Tuesday, September 20, 2011

Size 2

I run up and down our stairs at a good clip multiple times a day - up for socks, down with laundry, up for a toy that he cannot find, down with diapers that she needs.  I add weights to that routine at least 50% of the time: up with Rosie to rock her to sleep, down in a Spiderman-like fashion avoiding the creaky stair spots so that she doesn't awaken.

I eat not when my cues tell me I am hungry, but when I realize that I have morphed into a crazy mom because I am starving.  It is 11:00 in the morning and I have not had breakfast yet.  I have been up since at least 7 AM and I have fed another human being twice without any nourishment for myself.  I gobble a breakfast over the sink.  Or, I sit down to eat civilly, only to be asked by the beggars that are my children for bites of my food.  I share.  Of course, I share; I am a mother.

I walk to pick Charlie up from preschool where he tells me to "run so fast that the wind blows my hair" for the walk home.  I oblige as best as I can, panting for breath and puffing out responses to his questions in between strides.  Sometimes, I ride him home in the Burley attached to my bike; I pull the forty-plus pounds of kids like I am competing in the Strongest Woman in the World competition.  But, alas, I am not.

I am a mom.
Trying to stay fit.
Having to stay fit just to partake in my normal life.

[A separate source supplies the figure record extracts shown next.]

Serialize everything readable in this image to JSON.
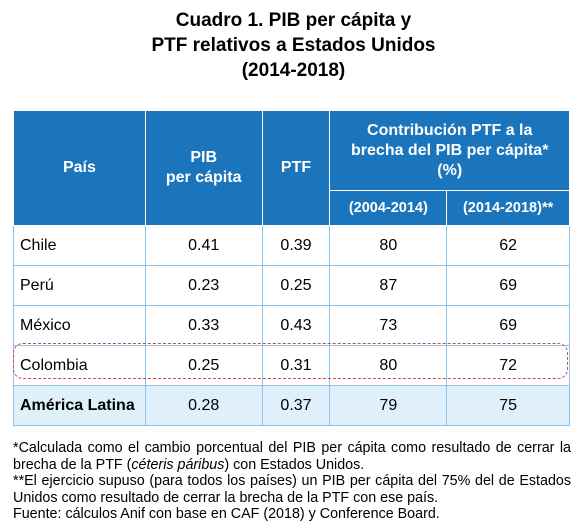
{
  "title": [
    "Cuadro 1. PIB per cápita y",
    "PTF relativos a Estados Unidos",
    "(2014-2018)"
  ],
  "table": {
    "header": {
      "country": "País",
      "pib": [
        "PIB",
        "per cápita"
      ],
      "ptf": "PTF",
      "contribution": [
        "Contribución PTF a la",
        "brecha del PIB per cápita*",
        "(%)"
      ],
      "periods": [
        "(2004-2014)",
        "(2014-2018)**"
      ]
    },
    "rows": [
      [
        "Chile",
        0.41,
        0.39,
        80,
        62
      ],
      [
        "Perú",
        0.23,
        0.25,
        87,
        69
      ],
      [
        "México",
        0.33,
        0.43,
        73,
        69
      ],
      [
        "Colombia",
        0.25,
        0.31,
        80,
        72
      ],
      [
        "América Latina",
        0.28,
        0.37,
        79,
        75
      ]
    ]
  },
  "footnotes": [
    [
      "*Calculada como el cambio porcentual del PIB per cápita como resultado de cerrar la brecha de la PTF (",
      "céteris páribus",
      ") con Estados Unidos."
    ],
    [
      "**El ejercicio supuso (para todos los países) un PIB per cápita del 75% del de Estados Unidos como resultado de cerrar la brecha de la PTF con ese país."
    ],
    [
      "Fuente: cálculos Anif con base en CAF (2018) y Conference Board."
    ]
  ]
}
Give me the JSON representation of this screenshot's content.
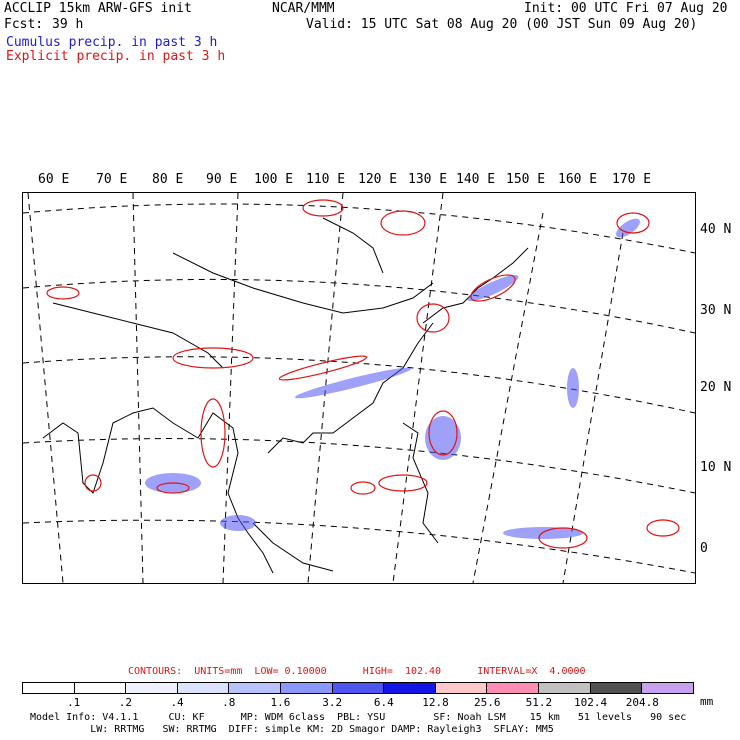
{
  "header": {
    "title_left": "ACCLIP 15km ARW-GFS init",
    "fcst_label": "Fcst:",
    "fcst_value": "39 h",
    "center": "NCAR/MMM",
    "init": "Init: 00 UTC Fri 07 Aug 20",
    "valid": "Valid: 15 UTC Sat 08 Aug 20 (00 JST Sun 09 Aug 20)",
    "legend_cumulus": "Cumulus precip. in past 3 h",
    "legend_explicit": "Explicit precip. in past 3 h"
  },
  "colors": {
    "cumulus": "#1c1cd6",
    "explicit": "#e01414"
  },
  "map": {
    "lon_labels": [
      "60 E",
      "70 E",
      "80 E",
      "90 E",
      "100 E",
      "110 E",
      "120 E",
      "130 E",
      "140 E",
      "150 E",
      "160 E",
      "170 E"
    ],
    "lat_labels": [
      "40 N",
      "30 N",
      "20 N",
      "10 N",
      "0"
    ]
  },
  "contours": {
    "text": "CONTOURS:  UNITS=mm  LOW= 0.10000      HIGH=  102.40      INTERVAL=X  4.0000"
  },
  "colorbar": {
    "labels": [
      ".1",
      ".2",
      ".4",
      ".8",
      "1.6",
      "3.2",
      "6.4",
      "12.8",
      "25.6",
      "51.2",
      "102.4",
      "204.8"
    ],
    "unit": "mm",
    "colors": [
      "#ffffff",
      "#ffffff",
      "#eef2ff",
      "#dde3ff",
      "#b8c2ff",
      "#8c96ff",
      "#4f55f0",
      "#1414e6",
      "#ffc8c8",
      "#ff8cb4",
      "#c0c0c0",
      "#505050",
      "#c8a0f0"
    ]
  },
  "footer": {
    "line1": "Model Info: V4.1.1     CU: KF      MP: WDM 6class  PBL: YSU        SF: Noah LSM    15 km   51 levels   90 sec",
    "line2": "          LW: RRTMG   SW: RRTMG  DIFF: simple KM: 2D Smagor DAMP: Rayleigh3  SFLAY: MM5"
  }
}
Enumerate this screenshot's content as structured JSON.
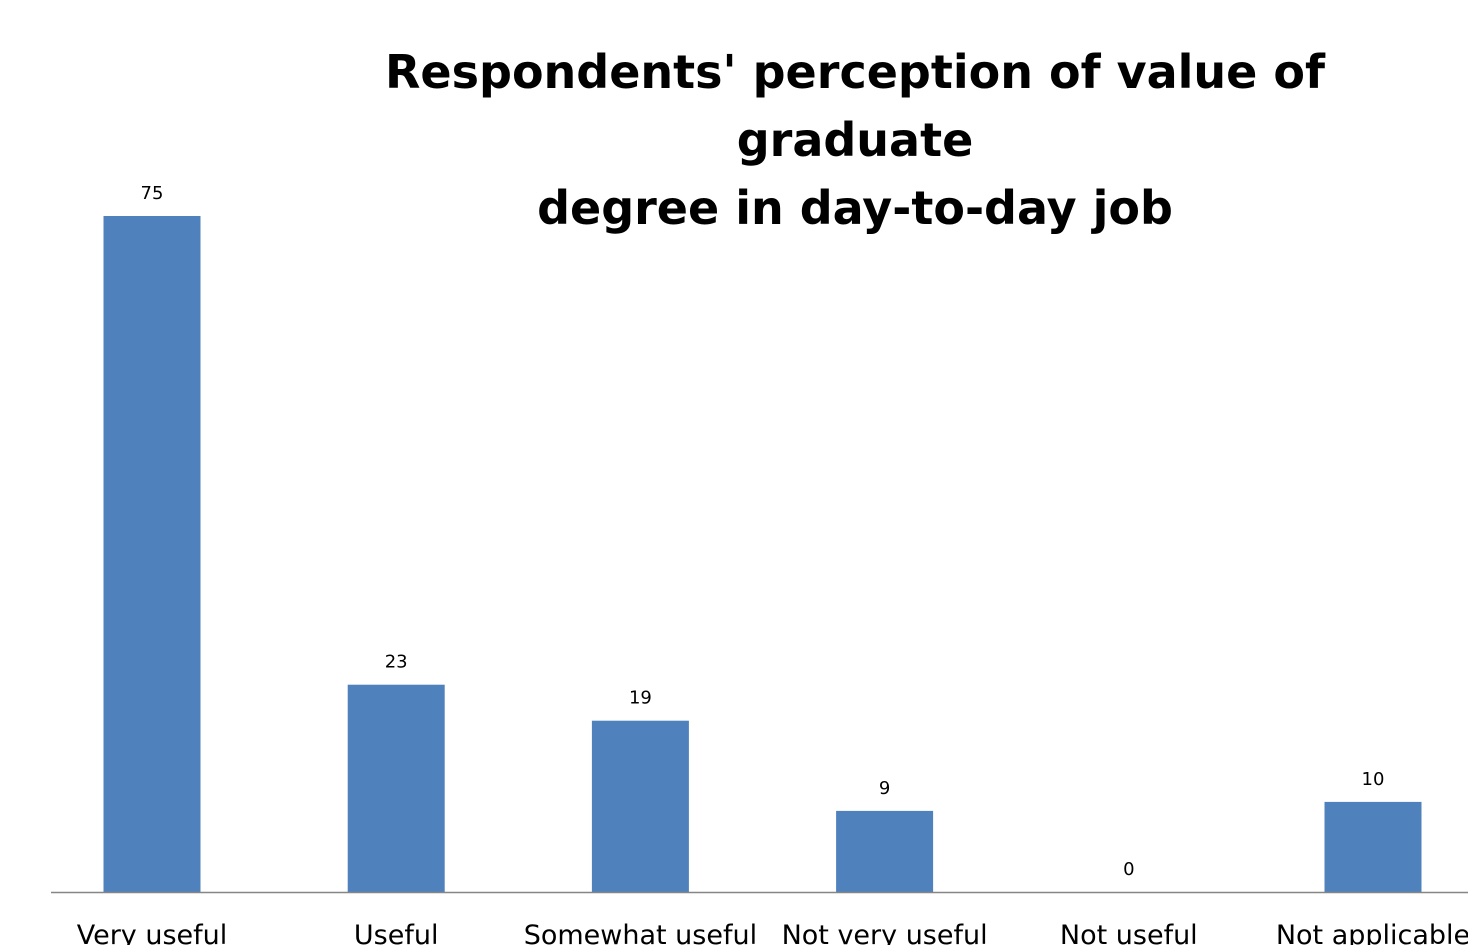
{
  "chart_data": {
    "type": "bar",
    "title_lines": [
      "Respondents' perception of value of graduate",
      "degree in day-to-day job"
    ],
    "categories": [
      "Very useful",
      "Useful",
      "Somewhat useful",
      "Not very useful",
      "Not useful",
      "Not applicable"
    ],
    "values": [
      75,
      23,
      19,
      9,
      0,
      10
    ],
    "xlabel": "",
    "ylabel": "",
    "ylim": [
      0,
      80
    ],
    "grid": false,
    "legend": "none",
    "bar_color": "#4F81BD",
    "axis_color": "#868686"
  }
}
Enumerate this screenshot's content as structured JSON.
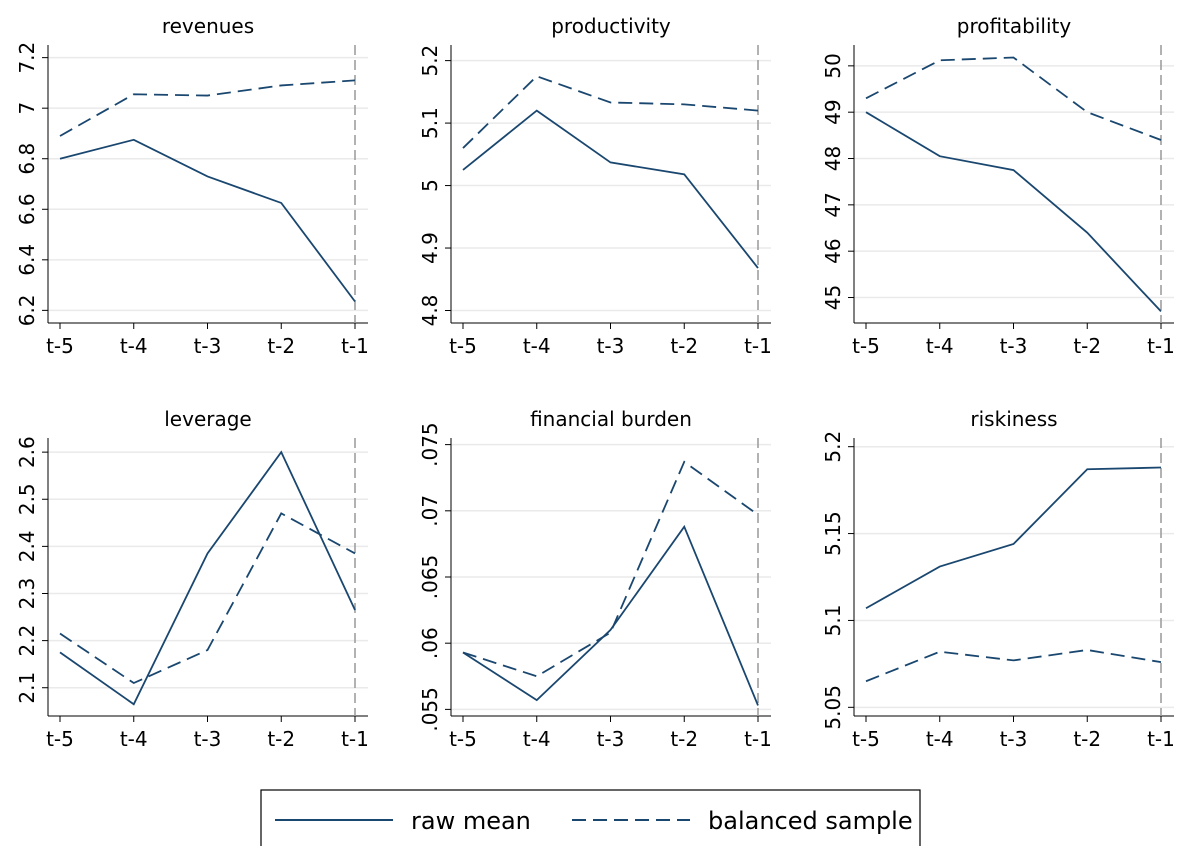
{
  "chart_data": [
    {
      "type": "line",
      "title": "revenues",
      "categories": [
        "t-5",
        "t-4",
        "t-3",
        "t-2",
        "t-1"
      ],
      "series": [
        {
          "name": "raw mean",
          "color": "#1a476f",
          "line_style": "solid",
          "values": [
            6.8,
            6.875,
            6.73,
            6.625,
            6.235
          ]
        },
        {
          "name": "balanced sample",
          "color": "#1a476f",
          "line_style": "dashed",
          "values": [
            6.89,
            7.055,
            7.05,
            7.09,
            7.11
          ]
        }
      ],
      "ylim": [
        6.15,
        7.25
      ],
      "yticks": [
        6.2,
        6.4,
        6.6,
        6.8,
        7,
        7.2
      ],
      "grid": true
    },
    {
      "type": "line",
      "title": "productivity",
      "categories": [
        "t-5",
        "t-4",
        "t-3",
        "t-2",
        "t-1"
      ],
      "series": [
        {
          "color": "#1a476f",
          "line_style": "solid",
          "values": [
            5.025,
            5.12,
            5.037,
            5.018,
            4.868
          ]
        },
        {
          "color": "#1a476f",
          "line_style": "dashed",
          "values": [
            5.06,
            5.175,
            5.133,
            5.13,
            5.12
          ]
        }
      ],
      "ylim": [
        4.78,
        5.225
      ],
      "yticks": [
        4.8,
        4.9,
        5,
        5.1,
        5.2
      ],
      "grid": true
    },
    {
      "type": "line",
      "title": "profitability",
      "categories": [
        "t-5",
        "t-4",
        "t-3",
        "t-2",
        "t-1"
      ],
      "series": [
        {
          "color": "#1a476f",
          "line_style": "solid",
          "values": [
            49,
            48.05,
            47.75,
            46.4,
            44.7
          ]
        },
        {
          "color": "#1a476f",
          "line_style": "dashed",
          "values": [
            49.3,
            50.12,
            50.18,
            49,
            48.4
          ]
        }
      ],
      "ylim": [
        44.45,
        50.45
      ],
      "yticks": [
        45,
        46,
        47,
        48,
        49,
        50
      ],
      "grid": true
    },
    {
      "type": "line",
      "title": "leverage",
      "categories": [
        "t-5",
        "t-4",
        "t-3",
        "t-2",
        "t-1"
      ],
      "series": [
        {
          "color": "#1a476f",
          "line_style": "solid",
          "values": [
            2.175,
            2.065,
            2.385,
            2.6,
            2.265
          ]
        },
        {
          "color": "#1a476f",
          "line_style": "dashed",
          "values": [
            2.215,
            2.11,
            2.18,
            2.47,
            2.385
          ]
        }
      ],
      "ylim": [
        2.04,
        2.63
      ],
      "yticks": [
        2.1,
        2.2,
        2.3,
        2.4,
        2.5,
        2.6
      ],
      "grid": true
    },
    {
      "type": "line",
      "title": "financial burden",
      "categories": [
        "t-5",
        "t-4",
        "t-3",
        "t-2",
        "t-1"
      ],
      "series": [
        {
          "color": "#1a476f",
          "line_style": "solid",
          "values": [
            0.0593,
            0.0557,
            0.061,
            0.0688,
            0.0553
          ]
        },
        {
          "color": "#1a476f",
          "line_style": "dashed",
          "values": [
            0.0593,
            0.0575,
            0.0608,
            0.0737,
            0.0697
          ]
        }
      ],
      "ylim": [
        0.0545,
        0.0755
      ],
      "yticks": [
        {
          "value": 0.055,
          "label": ".055"
        },
        {
          "value": 0.06,
          "label": ".06"
        },
        {
          "value": 0.065,
          "label": ".065"
        },
        {
          "value": 0.07,
          "label": ".07"
        },
        {
          "value": 0.075,
          "label": ".075"
        }
      ],
      "grid": true
    },
    {
      "type": "line",
      "title": "riskiness",
      "categories": [
        "t-5",
        "t-4",
        "t-3",
        "t-2",
        "t-1"
      ],
      "series": [
        {
          "color": "#1a476f",
          "line_style": "solid",
          "values": [
            5.107,
            5.131,
            5.144,
            5.187,
            5.188
          ]
        },
        {
          "color": "#1a476f",
          "line_style": "dashed",
          "values": [
            5.065,
            5.082,
            5.077,
            5.083,
            5.076
          ]
        }
      ],
      "ylim": [
        5.045,
        5.205
      ],
      "yticks": [
        5.05,
        5.1,
        5.15,
        5.2
      ],
      "grid": true
    }
  ]
}
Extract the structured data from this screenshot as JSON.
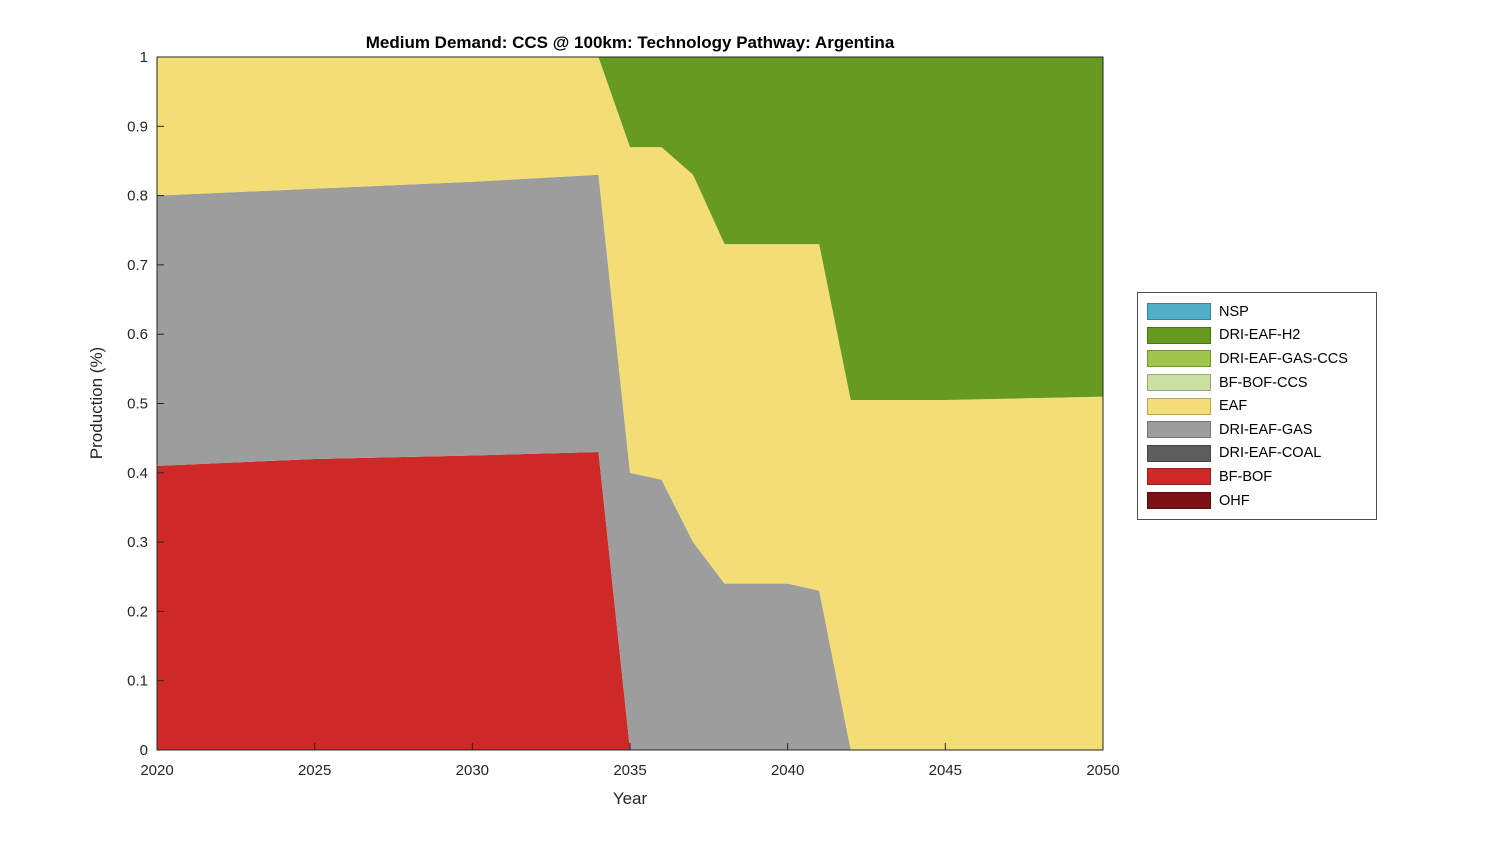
{
  "chart_data": {
    "type": "area",
    "stacked": true,
    "title": "Medium Demand: CCS @ 100km: Technology Pathway: Argentina",
    "xlabel": "Year",
    "ylabel": "Production (%)",
    "xlim": [
      2020,
      2050
    ],
    "ylim": [
      0,
      1
    ],
    "xticks": [
      2020,
      2025,
      2030,
      2035,
      2040,
      2045,
      2050
    ],
    "yticks": [
      0,
      0.1,
      0.2,
      0.3,
      0.4,
      0.5,
      0.6,
      0.7,
      0.8,
      0.9,
      1
    ],
    "ytick_labels": [
      "0",
      "0.1",
      "0.2",
      "0.3",
      "0.4",
      "0.5",
      "0.6",
      "0.7",
      "0.8",
      "0.9",
      "1"
    ],
    "x": [
      2020,
      2025,
      2030,
      2034,
      2035,
      2036,
      2037,
      2038,
      2040,
      2041,
      2042,
      2043,
      2045,
      2050
    ],
    "series": [
      {
        "name": "OHF",
        "color": "#7c1113",
        "values": [
          0,
          0,
          0,
          0,
          0,
          0,
          0,
          0,
          0,
          0,
          0,
          0,
          0,
          0
        ]
      },
      {
        "name": "BF-BOF",
        "color": "#cd2a27",
        "values": [
          0.41,
          0.42,
          0.425,
          0.43,
          0,
          0,
          0,
          0,
          0,
          0,
          0,
          0,
          0,
          0
        ]
      },
      {
        "name": "DRI-EAF-COAL",
        "color": "#5e5e5e",
        "values": [
          0,
          0,
          0,
          0,
          0,
          0,
          0,
          0,
          0,
          0,
          0,
          0,
          0,
          0
        ]
      },
      {
        "name": "DRI-EAF-GAS",
        "color": "#9d9d9d",
        "values": [
          0.39,
          0.39,
          0.395,
          0.4,
          0.4,
          0.39,
          0.3,
          0.24,
          0.24,
          0.23,
          0,
          0,
          0,
          0
        ]
      },
      {
        "name": "EAF",
        "color": "#f3de76",
        "values": [
          0.2,
          0.19,
          0.18,
          0.17,
          0.47,
          0.48,
          0.53,
          0.49,
          0.49,
          0.5,
          0.505,
          0.505,
          0.505,
          0.51
        ]
      },
      {
        "name": "BF-BOF-CCS",
        "color": "#cadfa2",
        "values": [
          0,
          0,
          0,
          0,
          0,
          0,
          0,
          0,
          0,
          0,
          0,
          0,
          0,
          0
        ]
      },
      {
        "name": "DRI-EAF-GAS-CCS",
        "color": "#9fc54a",
        "values": [
          0,
          0,
          0,
          0,
          0,
          0,
          0,
          0,
          0,
          0,
          0,
          0,
          0,
          0
        ]
      },
      {
        "name": "DRI-EAF-H2",
        "color": "#679a20",
        "values": [
          0,
          0,
          0,
          0,
          0.13,
          0.13,
          0.17,
          0.27,
          0.27,
          0.27,
          0.495,
          0.495,
          0.495,
          0.49
        ]
      },
      {
        "name": "NSP",
        "color": "#4faec8",
        "values": [
          0,
          0,
          0,
          0,
          0,
          0,
          0,
          0,
          0,
          0,
          0,
          0,
          0,
          0
        ]
      }
    ],
    "legend": {
      "position": "right-outside",
      "entries": [
        "NSP",
        "DRI-EAF-H2",
        "DRI-EAF-GAS-CCS",
        "BF-BOF-CCS",
        "EAF",
        "DRI-EAF-GAS",
        "DRI-EAF-COAL",
        "BF-BOF",
        "OHF"
      ]
    }
  }
}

Why I am not a Size 2 I will never understand.



Charlie and I walked to the library the other night.  He conned me into going without bringing the stroller.  He was superb with his persuasion, "Mom, I am three now.  Look at my fingers: one, two, three.  I don't need a stroller."

We made it there easily.  It was great to walk side by side, turning to look at the same things at the same time without fingers directing eyes.  But that picture above was taken on the walk home.  I walked at least five blocks with a bag of books and a not one, not two, but three-year-old on my back who provided no assistance as you can see by the fact that he is looking up at the sky.  He didn't hug my neck and support himself.  I used my core, my quads and my triceps to lug the bag of bones that my body produced all the way home.  

And I came home the same size as I have always been.